Partridge and Orange
Hook: Dry or wet fly, 12-16
Body: Orange silk
Hackle: Grey speckled partridge
If you’re new to soft hackles and North Country Spiders, this a great place to start. By varying the color of the thread and the size of the hook (and even the color of the partridge — the back is covered with brown speckled feathers) you can match just about any hatch. You can find a general North Country spider video tutorial here.
I will not go small wild trout stream fishing, big stream trout fishing, or steelhead fishing without the Snipe and Purple in my box. I particularly like this fly as a midge imitation, seductive hackles fluttering in the current. One day on the Salmon River in Pulaski, my only steelhead came on a Snipe and Purple as it rose off the bottom and swung toward the surface. Try it as a dropper off a bushy dry on a small stream.
Snipe and Purple North Country Spider
Hook: Wet or dry fly 12-18
Body: Purple silk
Wings: Snipe wing over-covert
When I tie this fly for steelhead, I use a 2x strong 1x short size 12-14 hook. I’ll also add a gold rib. Like all North Country Spiders, you can add wiggly leg and wing mass by making more hackle wraps. If you can’t find snipe, try starling. Bonus! The video tutorial for the standard issue fly is right here.
Like a soft-hackled Pheasant Tail, the Sandy Moorgame can look like nothing in particular, but a lot of things in general. Think smaller mayfly nymphs (this is a terrific pattern to place as the top dropper in your nymph rig) and little brown stones when you tie on this classic North Country spider.
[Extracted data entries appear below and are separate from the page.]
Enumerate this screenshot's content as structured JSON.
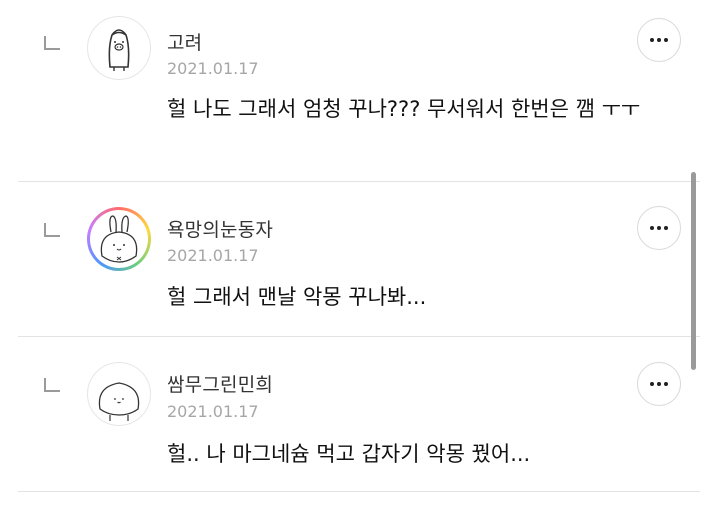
{
  "comments": [
    {
      "author": "고려",
      "date": "2021.01.17",
      "text": "헐 나도 그래서 엄청 꾸나??? 무서워서 한번은 깸 ㅜㅜ",
      "avatar_icon": "pig-penguin-avatar-icon"
    },
    {
      "author": "욕망의눈동자",
      "date": "2021.01.17",
      "text": "헐 그래서 맨날 악몽 꾸나봐...",
      "avatar_icon": "bunny-avatar-icon"
    },
    {
      "author": "쌈무그린민희",
      "date": "2021.01.17",
      "text": "헐.. 나 마그네슘 먹고 갑자기 악몽 꿨어...",
      "avatar_icon": "blob-face-avatar-icon"
    }
  ],
  "colors": {
    "text": "#111111",
    "author": "#333333",
    "date": "#a6a6a6",
    "divider": "#e3e3e3"
  }
}
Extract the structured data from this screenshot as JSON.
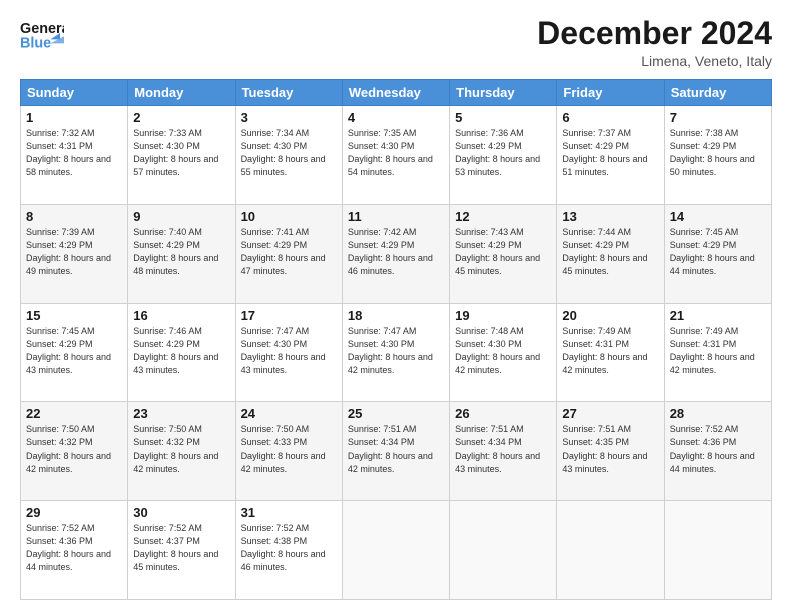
{
  "header": {
    "logo_line1": "General",
    "logo_line2": "Blue",
    "month": "December 2024",
    "location": "Limena, Veneto, Italy"
  },
  "days_of_week": [
    "Sunday",
    "Monday",
    "Tuesday",
    "Wednesday",
    "Thursday",
    "Friday",
    "Saturday"
  ],
  "weeks": [
    [
      {
        "day": 1,
        "sunrise": "7:32 AM",
        "sunset": "4:31 PM",
        "daylight": "8 hours and 58 minutes."
      },
      {
        "day": 2,
        "sunrise": "7:33 AM",
        "sunset": "4:30 PM",
        "daylight": "8 hours and 57 minutes."
      },
      {
        "day": 3,
        "sunrise": "7:34 AM",
        "sunset": "4:30 PM",
        "daylight": "8 hours and 55 minutes."
      },
      {
        "day": 4,
        "sunrise": "7:35 AM",
        "sunset": "4:30 PM",
        "daylight": "8 hours and 54 minutes."
      },
      {
        "day": 5,
        "sunrise": "7:36 AM",
        "sunset": "4:29 PM",
        "daylight": "8 hours and 53 minutes."
      },
      {
        "day": 6,
        "sunrise": "7:37 AM",
        "sunset": "4:29 PM",
        "daylight": "8 hours and 51 minutes."
      },
      {
        "day": 7,
        "sunrise": "7:38 AM",
        "sunset": "4:29 PM",
        "daylight": "8 hours and 50 minutes."
      }
    ],
    [
      {
        "day": 8,
        "sunrise": "7:39 AM",
        "sunset": "4:29 PM",
        "daylight": "8 hours and 49 minutes."
      },
      {
        "day": 9,
        "sunrise": "7:40 AM",
        "sunset": "4:29 PM",
        "daylight": "8 hours and 48 minutes."
      },
      {
        "day": 10,
        "sunrise": "7:41 AM",
        "sunset": "4:29 PM",
        "daylight": "8 hours and 47 minutes."
      },
      {
        "day": 11,
        "sunrise": "7:42 AM",
        "sunset": "4:29 PM",
        "daylight": "8 hours and 46 minutes."
      },
      {
        "day": 12,
        "sunrise": "7:43 AM",
        "sunset": "4:29 PM",
        "daylight": "8 hours and 45 minutes."
      },
      {
        "day": 13,
        "sunrise": "7:44 AM",
        "sunset": "4:29 PM",
        "daylight": "8 hours and 45 minutes."
      },
      {
        "day": 14,
        "sunrise": "7:45 AM",
        "sunset": "4:29 PM",
        "daylight": "8 hours and 44 minutes."
      }
    ],
    [
      {
        "day": 15,
        "sunrise": "7:45 AM",
        "sunset": "4:29 PM",
        "daylight": "8 hours and 43 minutes."
      },
      {
        "day": 16,
        "sunrise": "7:46 AM",
        "sunset": "4:29 PM",
        "daylight": "8 hours and 43 minutes."
      },
      {
        "day": 17,
        "sunrise": "7:47 AM",
        "sunset": "4:30 PM",
        "daylight": "8 hours and 43 minutes."
      },
      {
        "day": 18,
        "sunrise": "7:47 AM",
        "sunset": "4:30 PM",
        "daylight": "8 hours and 42 minutes."
      },
      {
        "day": 19,
        "sunrise": "7:48 AM",
        "sunset": "4:30 PM",
        "daylight": "8 hours and 42 minutes."
      },
      {
        "day": 20,
        "sunrise": "7:49 AM",
        "sunset": "4:31 PM",
        "daylight": "8 hours and 42 minutes."
      },
      {
        "day": 21,
        "sunrise": "7:49 AM",
        "sunset": "4:31 PM",
        "daylight": "8 hours and 42 minutes."
      }
    ],
    [
      {
        "day": 22,
        "sunrise": "7:50 AM",
        "sunset": "4:32 PM",
        "daylight": "8 hours and 42 minutes."
      },
      {
        "day": 23,
        "sunrise": "7:50 AM",
        "sunset": "4:32 PM",
        "daylight": "8 hours and 42 minutes."
      },
      {
        "day": 24,
        "sunrise": "7:50 AM",
        "sunset": "4:33 PM",
        "daylight": "8 hours and 42 minutes."
      },
      {
        "day": 25,
        "sunrise": "7:51 AM",
        "sunset": "4:34 PM",
        "daylight": "8 hours and 42 minutes."
      },
      {
        "day": 26,
        "sunrise": "7:51 AM",
        "sunset": "4:34 PM",
        "daylight": "8 hours and 43 minutes."
      },
      {
        "day": 27,
        "sunrise": "7:51 AM",
        "sunset": "4:35 PM",
        "daylight": "8 hours and 43 minutes."
      },
      {
        "day": 28,
        "sunrise": "7:52 AM",
        "sunset": "4:36 PM",
        "daylight": "8 hours and 44 minutes."
      }
    ],
    [
      {
        "day": 29,
        "sunrise": "7:52 AM",
        "sunset": "4:36 PM",
        "daylight": "8 hours and 44 minutes."
      },
      {
        "day": 30,
        "sunrise": "7:52 AM",
        "sunset": "4:37 PM",
        "daylight": "8 hours and 45 minutes."
      },
      {
        "day": 31,
        "sunrise": "7:52 AM",
        "sunset": "4:38 PM",
        "daylight": "8 hours and 46 minutes."
      },
      null,
      null,
      null,
      null
    ]
  ]
}
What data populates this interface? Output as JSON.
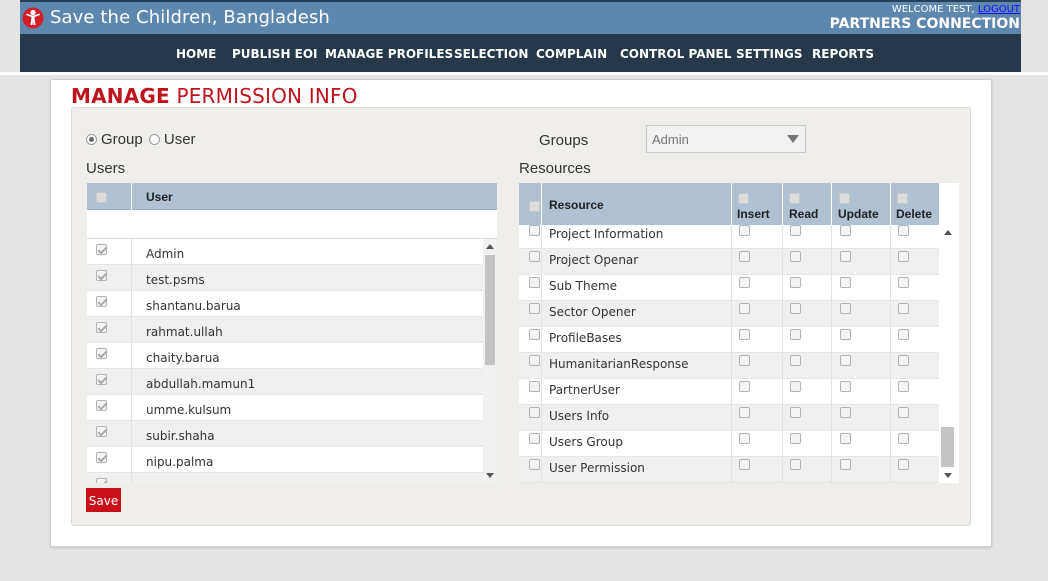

I have no proof, but in any given year I’m guessing that I’m the only angler on the Farmington River fishing the Sandy Moorgame. (You should do something about that.)
Hook: Wet or dry fly 14-18
Body: Dark brown silk
Wings: Hackled with a dark reddish-brown feather from the back of a grouse
Simplicity rules the day. If you’re being a stickler for authenticity, use English grouse, which is different from some of the other grouse skins available. You could dress the fly more heavily than I’ve done here (two wraps of hackle) — try three or four for some extra wings/legs creepy crawly emerger action. You can find a general North Country spider video tutorial here.
When the hatch is black caddis, I know of no other more bewitching soft hackle brew than the Black Magic. What else would you expect from a North Country spider with a peacock herl thorax? The white fly hatch gets all the juice on the Hous in August, but there’s also a substantial black caddis hatch around the same time. If you’re targeting smallmouth, tie the Black Magic on a 2x stout hook, size 14, or try a size 12 1x short shank. Make it the top dropper on a two fly team (white fly on the bottom) — and hold on.
Body: Black silk
Thorax: Peacock herl
Hackle: Black hen
Tying notes: I attach the hackle, wind the silk, then attach and wrap the herl forward to the hackle tie-in point. Move the thread to the head of the fly, wind the hackle, and whip finish.